Two views of the Golden Temple

Marble inlay work in Harmandir Sahib

The founding of Amritsar is counted from 1577 CE, the date of the digging of the lake, Amrit Sarovar, at the behest of Guru Ram Das, the fourth Sikh Guru. A few years later Harmandir Sahib was first constructed in the lake, connected by a single causeway. His successor, Guru Arjun, placed a copy of the Adi Granth in it in the year 1604 CE. During the years when the Sikhs were in conflict with the Mughals the temple was destroyed and rebuilt many times. The current structure comes from 1830 CE, when the Khalsa emperor, Ranjit Singh, had the marble and gilded copper temple built.

I’d expected to spend a long time in the area, trying to figure out the best light and angles. But I was lucky with the light. Sunset, and perhaps sunrise, are the best light for photography, and my first visit happened to be at this hour. I missed one thing, the daily journey of the Granth Sahib from the Akal Takht to the Harmandir Sahib and back. So there is a reason for me to go back.

Hathi Gate

The Mughal Empire decayed after the death of Aurangzeb and several strong regional powers found space to expand. One of them was the remnant of the Khalsa organized by Guru Govind Singh, the last human Sikh guru. Several commanders arose in the 18th century CE, but after 1799 Ranjit Singh became emperor of the Sikhs when he captured Lahore from the Afghan king Zaman Shah Durrani. Soon after, Ranjit Singh ordered that Amritsar, the religious twin next to his capital city of Lahore, be fortified. The eight kilometers long wall had twelve gates (a thirteenth, Hall Gate, was added by the British after the fall of Ranjit Singh’s empire). They are being renovated by the Central Public Works Department in consultation with the conservation architect Gurmeet Sangha Rai. The featured photo shows the newly renovated Hathi Gate, originally called the Shazada Darwaza.

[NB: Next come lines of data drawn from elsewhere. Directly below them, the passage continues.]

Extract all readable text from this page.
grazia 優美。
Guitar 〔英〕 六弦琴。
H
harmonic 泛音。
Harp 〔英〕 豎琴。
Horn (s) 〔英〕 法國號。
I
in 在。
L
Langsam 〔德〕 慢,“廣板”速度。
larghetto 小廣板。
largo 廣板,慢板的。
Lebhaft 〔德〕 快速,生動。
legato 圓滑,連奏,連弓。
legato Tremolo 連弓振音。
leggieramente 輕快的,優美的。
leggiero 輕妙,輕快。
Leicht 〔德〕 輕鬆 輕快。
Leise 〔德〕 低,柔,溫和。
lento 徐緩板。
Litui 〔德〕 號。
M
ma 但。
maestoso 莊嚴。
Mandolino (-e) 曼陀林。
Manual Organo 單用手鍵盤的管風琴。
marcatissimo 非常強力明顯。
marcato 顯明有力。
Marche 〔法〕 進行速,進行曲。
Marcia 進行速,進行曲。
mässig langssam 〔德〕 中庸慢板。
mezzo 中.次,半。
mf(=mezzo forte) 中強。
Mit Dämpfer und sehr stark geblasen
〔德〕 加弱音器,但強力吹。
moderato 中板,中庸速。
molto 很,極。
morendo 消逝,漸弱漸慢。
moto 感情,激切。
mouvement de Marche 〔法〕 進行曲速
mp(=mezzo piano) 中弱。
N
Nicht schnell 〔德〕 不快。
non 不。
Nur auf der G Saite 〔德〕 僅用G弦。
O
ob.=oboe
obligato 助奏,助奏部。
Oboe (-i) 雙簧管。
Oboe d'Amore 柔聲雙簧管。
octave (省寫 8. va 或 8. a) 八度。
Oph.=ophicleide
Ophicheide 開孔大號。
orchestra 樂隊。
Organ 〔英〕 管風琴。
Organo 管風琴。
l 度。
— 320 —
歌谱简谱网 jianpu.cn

The area around it was chaotic and full of slow traffic. On the outer side of the gate, away from the Golden Temple, we saw a little flower market, exactly where we were told we would find it. Our most memorable trips have been those where we spent more time in a place than is recommended. We use the extra time not to “do” the city, but to wander around aimlessly looking at markets, chatting with people, and sampling the local food. Visiting markets is one of these pleasures. You come across unexpected things, like a rather young Akshay Khanna look alike.

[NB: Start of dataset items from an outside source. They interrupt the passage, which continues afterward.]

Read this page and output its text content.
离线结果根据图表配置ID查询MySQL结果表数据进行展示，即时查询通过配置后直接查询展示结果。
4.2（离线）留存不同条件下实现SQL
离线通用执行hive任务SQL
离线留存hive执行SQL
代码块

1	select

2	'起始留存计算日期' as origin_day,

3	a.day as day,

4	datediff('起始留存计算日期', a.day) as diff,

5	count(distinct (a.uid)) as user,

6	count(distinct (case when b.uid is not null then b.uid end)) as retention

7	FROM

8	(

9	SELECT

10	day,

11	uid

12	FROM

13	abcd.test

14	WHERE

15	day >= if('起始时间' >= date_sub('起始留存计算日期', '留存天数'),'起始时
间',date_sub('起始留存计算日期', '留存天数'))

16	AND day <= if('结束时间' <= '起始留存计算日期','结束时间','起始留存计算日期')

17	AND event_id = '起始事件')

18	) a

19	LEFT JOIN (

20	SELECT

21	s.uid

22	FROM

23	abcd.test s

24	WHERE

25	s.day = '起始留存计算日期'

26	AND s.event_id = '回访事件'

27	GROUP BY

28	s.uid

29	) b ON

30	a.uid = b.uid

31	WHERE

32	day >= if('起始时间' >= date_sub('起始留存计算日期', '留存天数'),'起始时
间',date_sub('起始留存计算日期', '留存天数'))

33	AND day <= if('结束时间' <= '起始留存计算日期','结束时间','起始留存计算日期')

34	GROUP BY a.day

Sometimes The Family cannot let go of a shop-op. We paused by a cart piled high with peas. The seller gave us a few to taste. Sweet and fresh! The Family immediately got a couple of kilos. “We’ll take it back with us” she said. Weight restrictions? “In my hand baggage.” I asked the vendor where the peas came from. Nashik, he told us. So we were basically going to take the fresh peas back to almost where they came from. I resolved to snack on peas for the next couple of days. When in Amritsar, eat like the Amritsaris.